One of the eliminations were the personal exemptions. Before the Act, taxpayers subtracted $4,050 from income for each person claimed. As a result, some families with many children will pay higher taxes despite the Act's increased standard deductions. Standard deductions on the other hand are doubled. A single filer's deduction increased from $6,350 to $12,000. The deduction for Married and Joint Filers increased from $12,700 to $24,000.

It is estimated that 94% of taxpayers will take the standard deduction. The higher standard deduction is estimated to result in more taxpayers taking the standard deduction, and fewer would take advantage of the mortgage interest deduction.


The National Association of Home Builders and the National Association of Realtors opposed this, as that could lead to a lower housing prices. And since many Americans are concerned that the real estate market is in a bubble that could lead to another market collapse, the Act might be beneficial in working against that theory. The Act also limits the deduction on mortgage interest to the first $750,000 of the loan. Interest on home equity lines of credit can no longer be deducted. Current mortgage-holders aren't affected.


The Tax Act also eliminates most itemized deductions. That includes moving expenses, with the exception of members of the military. Those paying alimony can no longer deduct it, while those receiving it can. It keeps deductions for charitable contributions, retirement savings, and student loan interest.


In regards to the Child Tax Credit, currently, qualifying families get a $1,000 credit per child under the age of 17, and the average American earning $56,516, whether single or married, is eligible for the credit in full. Under the new tax plan, the credit will increase to $1,600, which means households with at least one child will benefit. Unlike a tax deduction, a tax credit is a dollar-for-dollar reduction of your tax liability, so that extra $600 would make a difference. This means saving under the new tax plan as opposed to paying more. The new tax bill also includes a $300 credit for non-child dependents for five years, after which that provision would go away.

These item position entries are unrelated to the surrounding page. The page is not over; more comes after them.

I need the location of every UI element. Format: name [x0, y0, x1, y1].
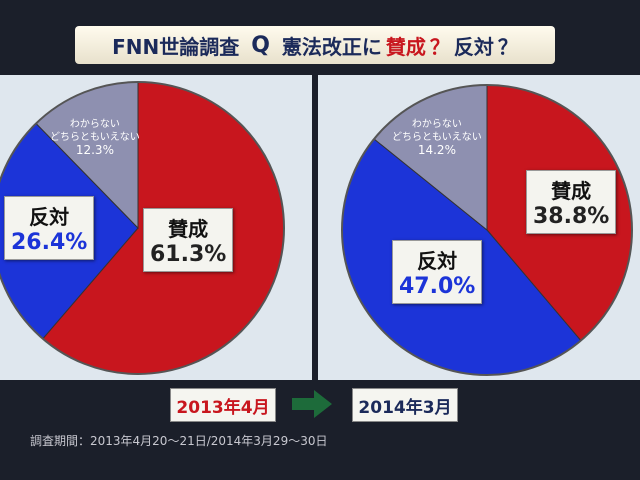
question: ？ [429, 34, 450, 59]
category-label: 反対 [417, 249, 458, 273]
slice-label: 賛成 61.3% [143, 208, 234, 272]
value-label: 47.0% [399, 274, 476, 299]
footer: 調査期間：2013年4月20～21日/2014年3月29～30日 [30, 434, 328, 448]
slice-label: わからない どちらともいえない 12.3% [50, 118, 140, 157]
question: ？ [497, 34, 518, 59]
slice-label: わからない どちらともいえない 14.2% [392, 118, 482, 157]
pie-rim [341, 84, 633, 376]
value-label: 14.2% [417, 143, 456, 157]
chart-title: 2014年3月 [352, 388, 458, 422]
value-label: 12.3% [75, 143, 114, 157]
arrow [292, 390, 332, 418]
category-label: 賛成 [168, 217, 209, 241]
chart-title: 2013年4月 [170, 388, 276, 422]
value-label: 26.4% [11, 230, 88, 255]
category-label: 反対 [29, 205, 70, 229]
q: Q [251, 32, 270, 58]
source: FNN世論調査 [112, 34, 240, 59]
pie-rim [0, 81, 285, 375]
value-label: 61.3% [150, 242, 227, 267]
question: 賛成 [385, 34, 426, 59]
slice-label: 反対 26.4% [4, 196, 95, 260]
category-label: 賛成 [551, 179, 592, 203]
question: 反対 [453, 34, 494, 59]
slice-label: 反対 47.0% [392, 240, 483, 304]
header: FNN世論調査 Q 憲法改正に 賛成？反対？ [75, 26, 555, 64]
question: 憲法改正に [281, 34, 382, 59]
slice-label: 賛成 38.8% [526, 170, 617, 234]
category-label: わからない どちらともいえない [392, 119, 482, 143]
category-label: わからない どちらともいえない [50, 119, 140, 143]
value-label: 38.8% [533, 204, 610, 229]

The average American household having 3.27 individuals, so if we round down to three, two parents and a child, that family will actually lose under the new tax plan when you look at total deductions and exemptions. That's because under the current system, that household would be eligible for a $13,000 standard deduction, plus $12,450 in exemptions for a total of $25,450. With the exemption gone under the new tax plan that family would be left with just a $24,000 standard deduction to claim. So in this case, that family will actually lose money under the new tax plan.


In summary, the Tax Act keeps the seven income tax brackets but lowers tax rates. Employees will see changes reflected in their withholding in February 2018 paychecks. These rates revert to the 2017 rates in 2026.